The above description of illustrated example implementations, including what is described in the Abstract, is not intended to be exhaustive or to limit the implementations to the precise forms disclosed. Although specific implementations of and examples are described herein for illustrative purposes, various equivalent modifications can be made without departing from the spirit and scope of the disclosure, as will be recognized by those skilled in the relevant art. Moreover, the various example implementations described herein may be combined to provide further implementations.

In general, in the following claims, the terms used should not be construed to limit the claims to the specific implementations disclosed in the specification and the claims, but should be construed to include all possible implementations along with the full scope of equivalents to which such claims are entitled. Accordingly, the claims are not limited by the disclosure.

Claims

1. A rotor for an electric motor, the rotor comprising: a side wall rotatable about an axis of rotation of a shaft of the electric motor, the side wall having an inner surface, the side wall to support one or more magnets disposed proximate the inner surface, the side wall defining a space to at least partially receive a stator of the electric motor, the side wall comprising a plurality of grooves in the inner surface, the grooves being oriented about circumferentially relative to the axis of rotation.

2. The rotor of claim 1, wherein one or more of the grooves each define a corresponding plane about perpendicular to the axis of rotation.

3. The rotor of claim 1, wherein one or more of the grooves each define a closed loop.

4. The rotor of claim 1, wherein the grooves are about equally spaced from one another along the axis of rotation.

5. The rotor of claim 1, wherein the grooves are about evenly distributed along a height of the side wall measured along the axis of rotation.

6. The rotor of claim 1, wherein the grooves take up a fraction of a height of the side wall, the height measured along the axis of rotation, the fraction being less than or equal to about 10%.

7. The rotor of claim 1, wherein the side wall has a thickness measured radially relative to the axis of rotation, and one or more of the grooves each have a corresponding depth being at most about 40% of the thickness of the side wall.

8. The rotor of claim 7, wherein the one or more of the grooves each have the corresponding depth being at most about 30% of the thickness of the side wall.

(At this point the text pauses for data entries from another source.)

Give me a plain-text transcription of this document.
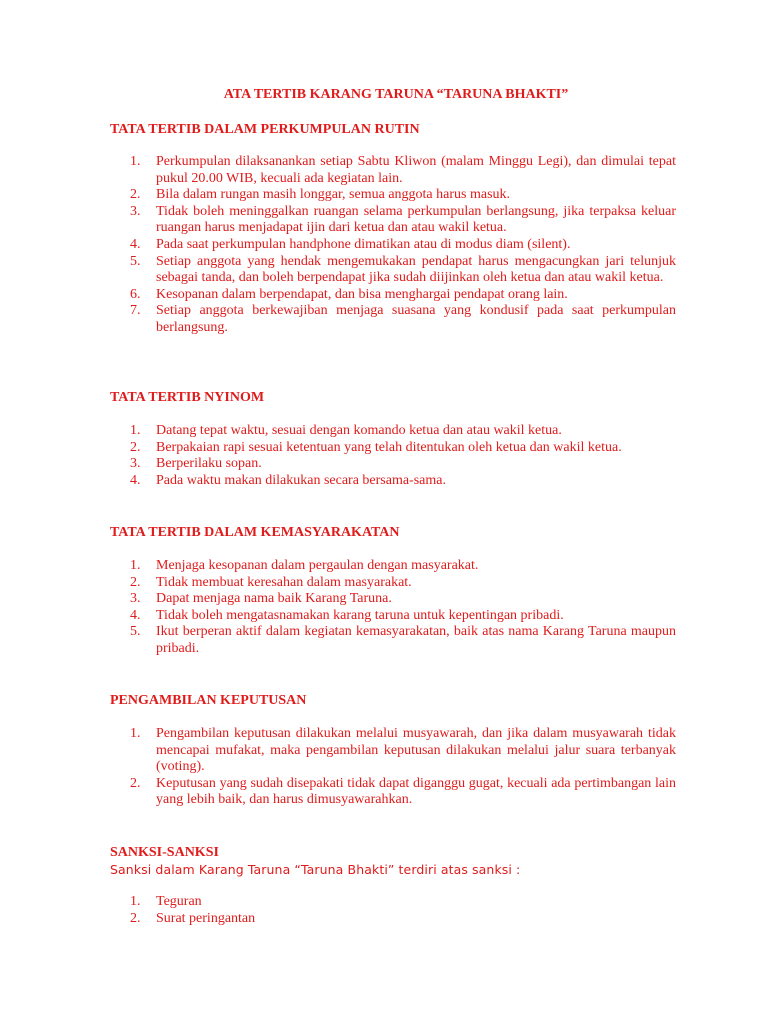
ATA TERTIB KARANG TARUNA “TARUNA BHAKTI”
TATA TERTIB DALAM PERKUMPULAN RUTIN
1. Perkumpulan dilaksanankan setiap Sabtu Kliwon (malam Minggu Legi), dan dimulai tepat pukul 20.00 WIB, kecuali ada kegiatan lain.
2. Bila dalam rungan masih longgar, semua anggota harus masuk.
3. Tidak boleh meninggalkan ruangan selama perkumpulan berlangsung, jika terpaksa keluar ruangan harus menjadapat ijin dari ketua dan atau wakil ketua.
4. Pada saat perkumpulan handphone dimatikan atau di modus diam (silent).
5. Setiap anggota yang hendak mengemukakan pendapat harus mengacungkan jari telunjuk sebagai tanda, dan boleh berpendapat jika sudah diijinkan oleh ketua dan atau wakil ketua.
6. Kesopanan dalam berpendapat, dan bisa menghargai pendapat orang lain.
7. Setiap anggota berkewajiban menjaga suasana yang kondusif pada saat perkumpulan berlangsung.
TATA TERTIB NYINOM
1. Datang tepat waktu, sesuai dengan komando ketua dan atau wakil ketua.
2. Berpakaian rapi sesuai ketentuan yang telah ditentukan oleh ketua dan wakil ketua.
3. Berperilaku sopan.
4. Pada waktu makan dilakukan secara bersama-sama.
TATA TERTIB DALAM KEMASYARAKATAN
1. Menjaga kesopanan dalam pergaulan dengan masyarakat.
2. Tidak membuat keresahan dalam masyarakat.
3. Dapat menjaga nama baik Karang Taruna.
4. Tidak boleh mengatasnamakan karang taruna untuk kepentingan pribadi.
5. Ikut berperan aktif dalam kegiatan kemasyarakatan, baik atas nama Karang Taruna maupun pribadi.
PENGAMBILAN KEPUTUSAN
1. Pengambilan keputusan dilakukan melalui musyawarah, dan jika dalam musyawarah tidak mencapai mufakat, maka pengambilan keputusan dilakukan melalui jalur suara terbanyak (voting).
2. Keputusan yang sudah disepakati tidak dapat diganggu gugat, kecuali ada pertimbangan lain yang lebih baik, dan harus dimusyawarahkan.
SANKSI-SANKSI
Sanksi dalam Karang Taruna “Taruna Bhakti” terdiri atas sanksi :
1. Teguran
2. Surat peringantan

9. The rotor of claim 8, wherein the one or more of the grooves each have the corresponding depth being at most about 20% of the thickness of the side wall.

10. The rotor of claim 9, wherein the one or more of the grooves each have the corresponding depth being at most about 10% of the thickness of the side wall.

11. The rotor of claim 1, wherein one or more the grooves have a corresponding aspect ratio being less than or equal to about 1:1, the aspect ratio being a ratio of a corresponding width of a given groove measured along the axis of rotation to a corresponding depth of the given groove measured radially relative to the axis of rotation.

12. The rotor of claim 11, wherein the one or more of the grooves have the corresponding aspect ratio being less than or equal to about 1:3.

13. The rotor of claim 12, wherein the one or more of the grooves have the corresponding aspect ratio being less than or equal to about 1:10.

14. The rotor of claim 1, wherein one or more of the grooves each have a shape being one of about rectangular, about V-shaped, and about U-shaped.

15. The rotor of claim 1, wherein the inner surface of the side wall defines a cylinder.

16. The rotor of claim 1, wherein the side wall comprises a backiron of the electric motor.

17. The rotor of claim 1, wherein the side wall is to support the one or more magnets being permanent magnets.

18. The rotor of claim 1, wherein one or more of the grooves are at least partially filled with a material having a magnetic permeability being lower than a corresponding magnetic permeability of the side wall.

19. A rotor assembly for an electric motor, the rotor assembly comprising: the rotor of claim 1; andthe one or more magnets disposed proximate the inner surface of the side wall.